Appalled to discover this misunderstanding, fighting back tears, Curtis hastens to correct the caretaker: "Sir, I never done said the government done killed my folks."

Flabbergasted and outraged, Gabby roars, "Cut off my co-jones an' call me a princess, but don't you ever tell me that ain't what you claimed!"

"Sir, I claimed it was the worse scalawags what done killed my folks, not the government."

"Ain't no worse scalawags than the gov'ment!"

"Oh, big-time worse, sir."

Old Yeller fidgets in Curtis's lap. She whimpers nervously, and icy sweat drips rapidly from her black nose onto his hands, and he senses that she wants to relieve herself. Through their special boy-dog bond, he encourages her to keep control of her bladder, but now he's reminded that their relationship is dog-boy as well as boy-dog, that it can work both ways if he isn't careful, and her need to pee is rapidly becoming his need to pee. He can too easily imagine the catastrophe that would ensue if he and the dog both peed in Gabby's new Mercury, causing the caretaker to have a stroke and lose control of the vehicle at high speed.

For the first time since the truck-stop restaurant, the boy is losing confidence in his ability to be Curtis Hammond. Lacking adequate self-assurance, no fugitive can maintain a credible deception. Perfect poise is the key to survival. There you have Mother's wisdom as pure us it gets.

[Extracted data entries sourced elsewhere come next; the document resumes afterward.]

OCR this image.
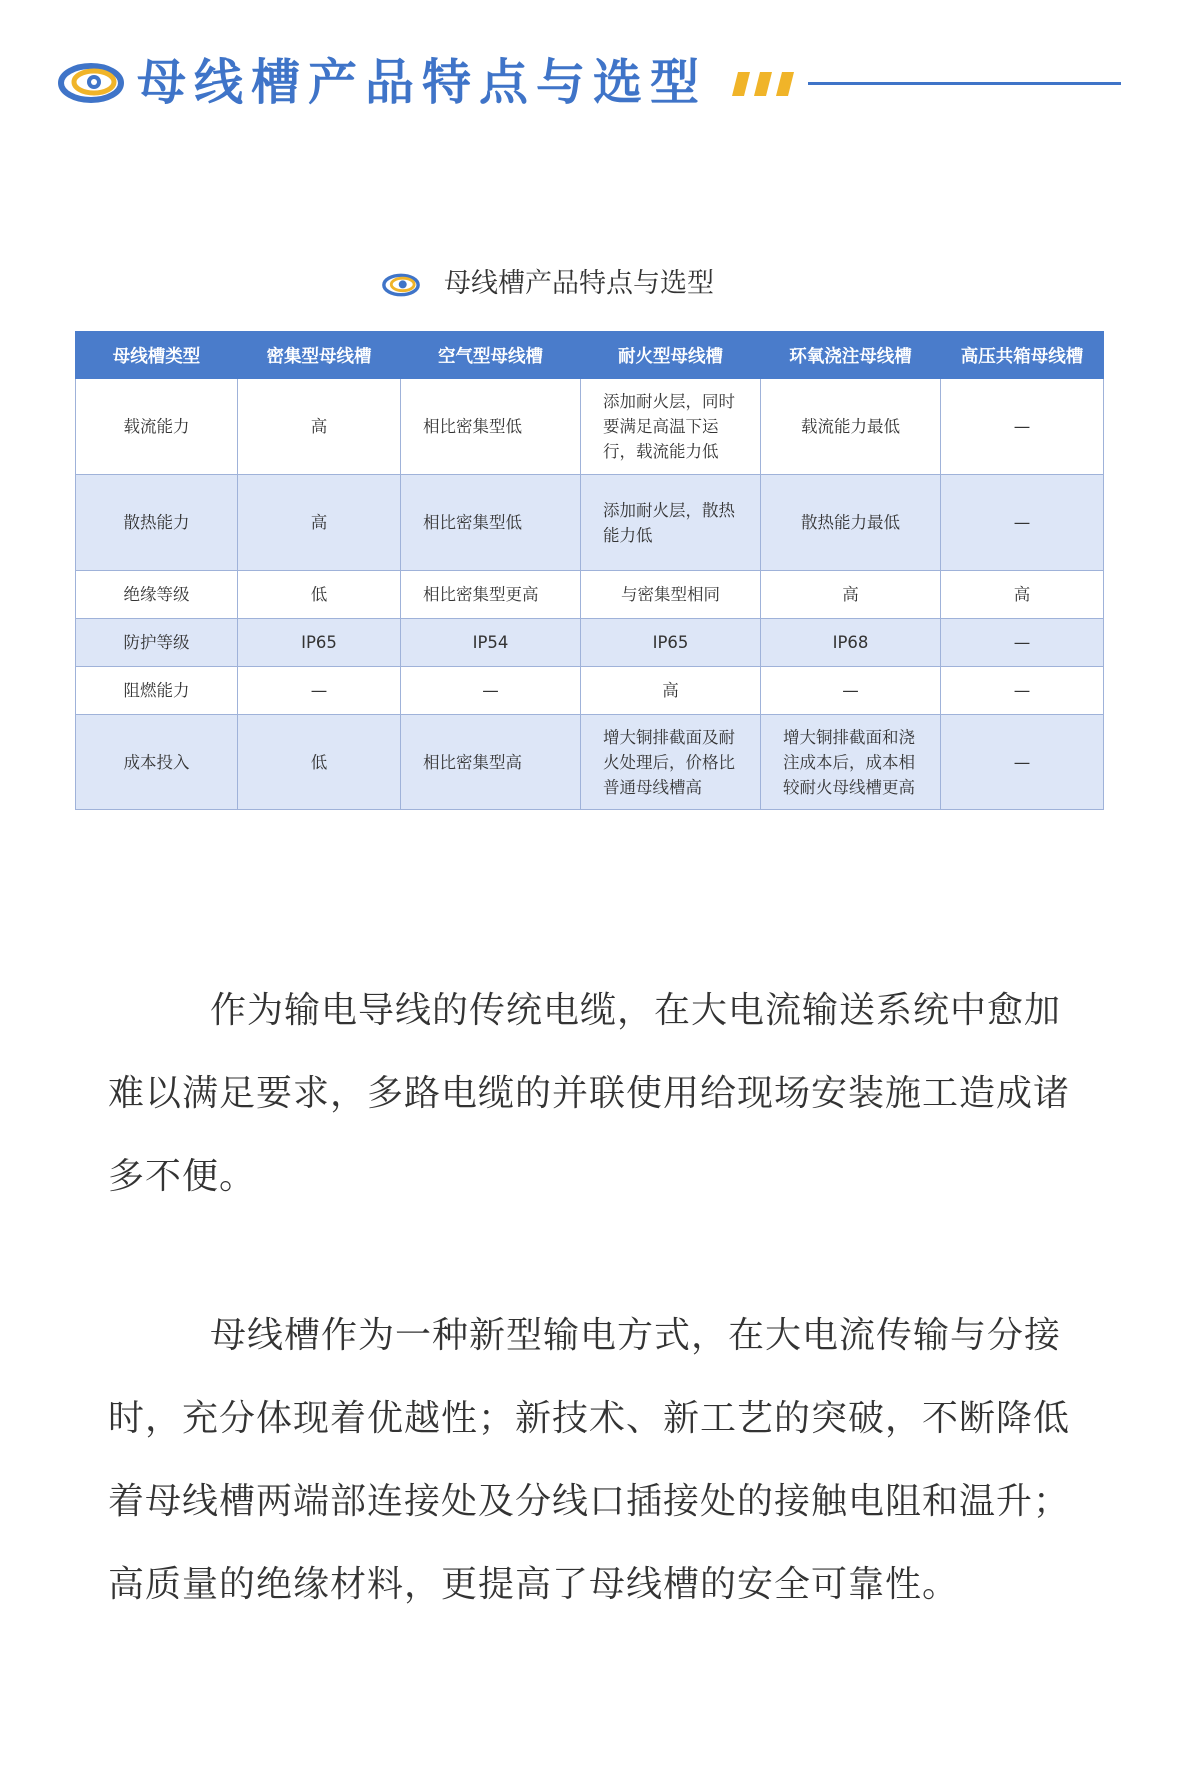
母线槽产品特点与选型
母线槽产品特点与选型
母线槽类型	密集型母线槽	空气型母线槽	耐火型母线槽	环氧浇注母线槽	高压共箱母线槽
载流能力	高	相比密集型低	添加耐火层，同时要满足高温下运行，载流能力低	载流能力最低	—
散热能力	高	相比密集型低	添加耐火层，散热能力低	散热能力最低	—
绝缘等级	低	相比密集型更高	与密集型相同	高	高
防护等级	IP65	IP54	IP65	IP68	—
阻燃能力	—	—	高	—	—
成本投入	低	相比密集型高	增大铜排截面及耐火处理后，价格比普通母线槽高	增大铜排截面和浇注成本后，成本相较耐火母线槽更高	—

作为输电导线的传统电缆，在大电流输送系统中愈加难以满足要求，多路电缆的并联使用给现场安装施工造成诸多不便。

母线槽作为一种新型输电方式，在大电流传输与分接时，充分体现着优越性；新技术、新工艺的突破，不断降低着母线槽两端部连接处及分线口插接处的接触电阻和温升；高质量的绝缘材料，更提高了母线槽的安全可靠性。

Gabby is ranting again, and the Mercury Mountaineer shudders and groans like a space shuttle blasting into orbit, and in spite of all the uproar, something that the caretaker said a moment ago makes a connection in Curtis's mind to another misunderstanding earlier in die evening. A small illumination follows, and Curtis desperately seizes upon his sudden insight to try to change the direction of the conversation and to reestablish the far-friendlier tone that existed between them such a short while ago.

According to the movies, most Americans strive always to better their lives and to improve themselves, and because movies provide reliable information, Curtis interrupts Gabby's blustering with the intention of offering a vocabulary lesson for which the caretaker will no doubt be grateful. "Sir, the reason I was confused is you weren't pronouncing it properly. You meant testicles!"

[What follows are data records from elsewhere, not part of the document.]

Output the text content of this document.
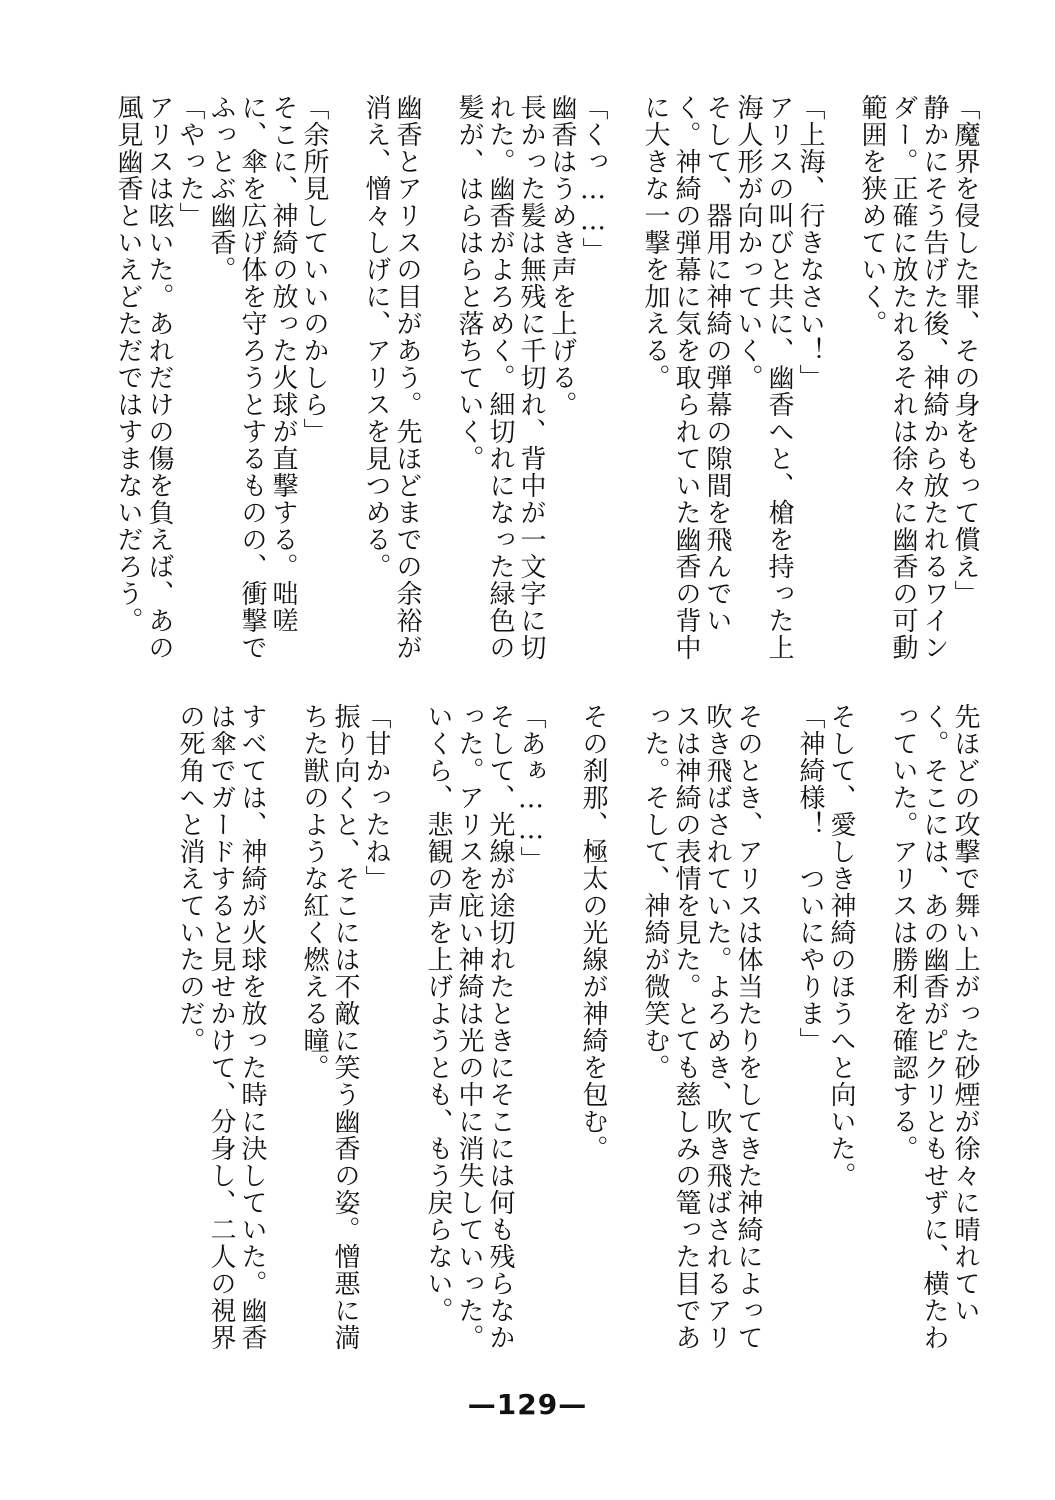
「魔界を侵した罪、その身をもって償え」

静かにそう告げた後、神綺から放たれるワインダー。正確に放たれるそれは徐々に幽香の可動範囲を狭めていく。

「上海、行きなさい！」

アリスの叫びと共に、幽香へと、槍を持った上海人形が向かっていく。

そして、器用に神綺の弾幕の隙間を飛んでいく。神綺の弾幕に気を取られていた幽香の背中に大きな一撃を加える。

「くっ……」

幽香はうめき声を上げる。

長かった髪は無残に千切れ、背中が一文字に切れた。幽香がよろめく。細切れになった緑色の髪が、はらはらと落ちていく。

幽香とアリスの目があう。先ほどまでの余裕が消え、憎々しげに、アリスを見つめる。

「余所見していいのかしら」

そこに、神綺の放った火球が直撃する。咄嗟に、傘を広げ体を守ろうとするものの、衝撃でふっとぶ幽香。

「やった」

アリスは呟いた。あれだけの傷を負えば、あの風見幽香といえどただではすまないだろう。

先ほどの攻撃で舞い上がった砂煙が徐々に晴れていく。そこには、あの幽香がピクリともせずに、横たわっていた。アリスは勝利を確認する。

そして、愛しき神綺のほうへと向いた。

「神綺様！　ついにやりま」

そのとき、アリスは体当たりをしてきた神綺によって吹き飛ばされていた。よろめき、吹き飛ばされるアリスは神綺の表情を見た。とても慈しみの篭った目であった。そして、神綺が微笑む。

その刹那、極太の光線が神綺を包む。

「あぁ……」

そして、光線が途切れたときにそこには何も残らなかった。アリスを庇い神綺は光の中に消失していった。いくら、悲観の声を上げようとも、もう戻らない。

「甘かったね」

振り向くと、そこには不敵に笑う幽香の姿。憎悪に満ちた獣のような紅く燃える瞳。

すべては、神綺が火球を放った時に決していた。幽香は傘でガードすると見せかけて、分身し、二人の視界の死角へと消えていたのだ。

—129—
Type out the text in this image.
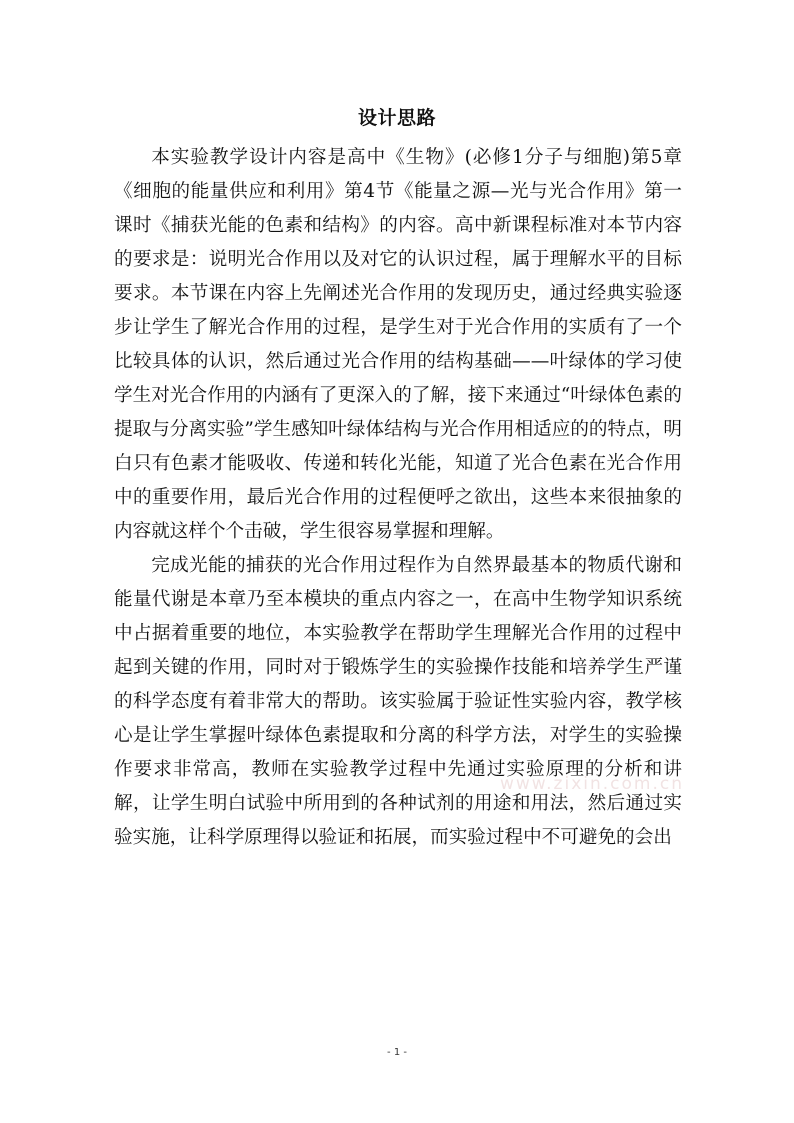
设计思路

本实验教学设计内容是高中《生物》(必修1分子与细胞)第5章《细胞的能量供应和利用》第4节《能量之源—光与光合作用》第一课时《捕获光能的色素和结构》的内容。高中新课程标准对本节内容的要求是：说明光合作用以及对它的认识过程，属于理解水平的目标要求。本节课在内容上先阐述光合作用的发现历史，通过经典实验逐步让学生了解光合作用的过程，是学生对于光合作用的实质有了一个比较具体的认识，然后通过光合作用的结构基础——叶绿体的学习使学生对光合作用的内涵有了更深入的了解，接下来通过“叶绿体色素的提取与分离实验”学生感知叶绿体结构与光合作用相适应的的特点，明白只有色素才能吸收、传递和转化光能，知道了光合色素在光合作用中的重要作用，最后光合作用的过程便呼之欲出，这些本来很抽象的内容就这样个个击破，学生很容易掌握和理解。

完成光能的捕获的光合作用过程作为自然界最基本的物质代谢和能量代谢是本章乃至本模块的重点内容之一，在高中生物学知识系统中占据着重要的地位，本实验教学在帮助学生理解光合作用的过程中起到关键的作用，同时对于锻炼学生的实验操作技能和培养学生严谨的科学态度有着非常大的帮助。该实验属于验证性实验内容，教学核心是让学生掌握叶绿体色素提取和分离的科学方法，对学生的实验操作要求非常高，教师在实验教学过程中先通过实验原理的分析和讲解，让学生明白试验中所用到的各种试剂的用途和用法，然后通过实验实施，让科学原理得以验证和拓展，而实验过程中不可避免的会出

www.zixin.com.cn
- 1 -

Every look of surprise that heretofore made such dramatic use of the caretaker's highly expressive face is as nothing to the brow-corrugating, eyebrow-steepling, eye-popping, wrinkle-stretching, beard-frizzling astonishment that now possesses his features.

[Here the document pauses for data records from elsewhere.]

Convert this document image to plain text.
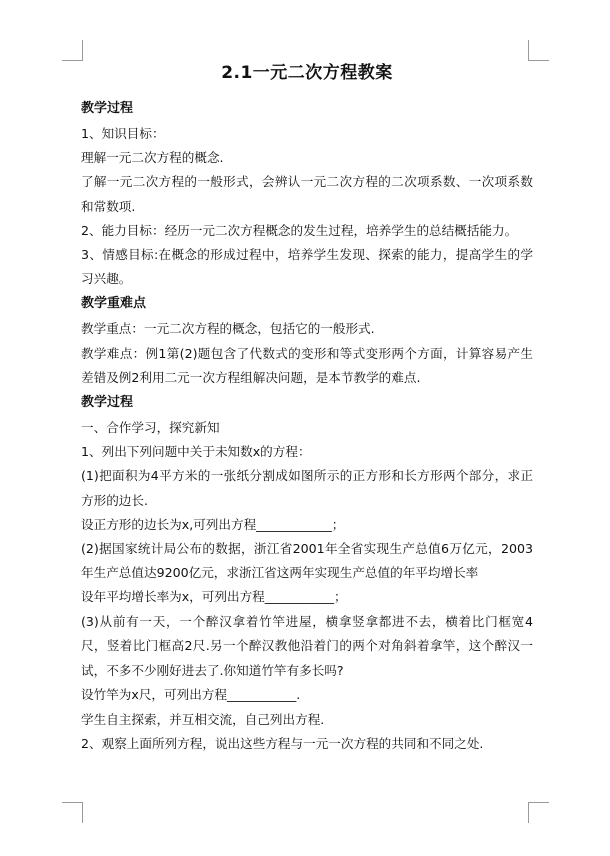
2.1一元二次方程教案
教学过程
1、知识目标：
理解一元二次方程的概念.
了解一元二次方程的一般形式，会辨认一元二次方程的二次项系数、一次项系数和常数项.
2、能力目标：经历一元二次方程概念的发生过程，培养学生的总结概括能力。
3、情感目标:在概念的形成过程中，培养学生发现、探索的能力，提高学生的学习兴趣。
教学重难点
教学重点：一元二次方程的概念，包括它的一般形式.
教学难点：例1第(2)题包含了代数式的变形和等式变形两个方面，计算容易产生差错及例2利用二元一次方程组解决问题，是本节教学的难点.
教学过程
一、合作学习，探究新知
1、列出下列问题中关于未知数x的方程：
(1)把面积为4平方米的一张纸分割成如图所示的正方形和长方形两个部分，求正方形的边长.
设正方形的边长为x,可列出方程____________；
(2)据国家统计局公布的数据，浙江省2001年全省实现生产总值6万亿元，2003年生产总值达9200亿元，求浙江省这两年实现生产总值的年平均增长率
设年平均增长率为x，可列出方程___________；
(3)从前有一天，一个醉汉拿着竹竿进屋，横拿竖拿都进不去，横着比门框宽4尺，竖着比门框高2尺.另一个醉汉教他沿着门的两个对角斜着拿竿，这个醉汉一试，不多不少刚好进去了.你知道竹竿有多长吗?
设竹竿为x尺，可列出方程___________.
学生自主探索，并互相交流，自己列出方程.
2、观察上面所列方程，说出这些方程与一元一次方程的共同和不同之处.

Gabby's expression is such an obvious precursor to another rant that Curtis hurries on, frantic to explain himself: "Sir, you said 'co-jones,' when what you meant to say was 'kah-ho-nays.' Cojones. That's the English pronunciation, which is slightly different from the way you would say it in Spanish. If you—"

"Blast all the devils from Hell to Abilene!" Gabby bellows, and he looks away from Curtis with obvious disgust, which is good in one way and bad in another. Good because he's at last staring at the salt flats ahead of them. Bad because sooner or later, trembling from the offense that he's taken, he's going to look at Curtis again, and that look will peel the wet off water.

Like wet on water.

Another small enlightenment blossoms in Curtis, but he resists sharing it with the fuming caretaker. He has lost all confidence in his ability to socialize. Shaken, he is convinced that anything he says, even a wordless grunt delivered in the most inoffensive tone, will be misinterpreted and will trigger another furious oath from Gabby that will be loud enough to shatter all the windows in the Mountaineer.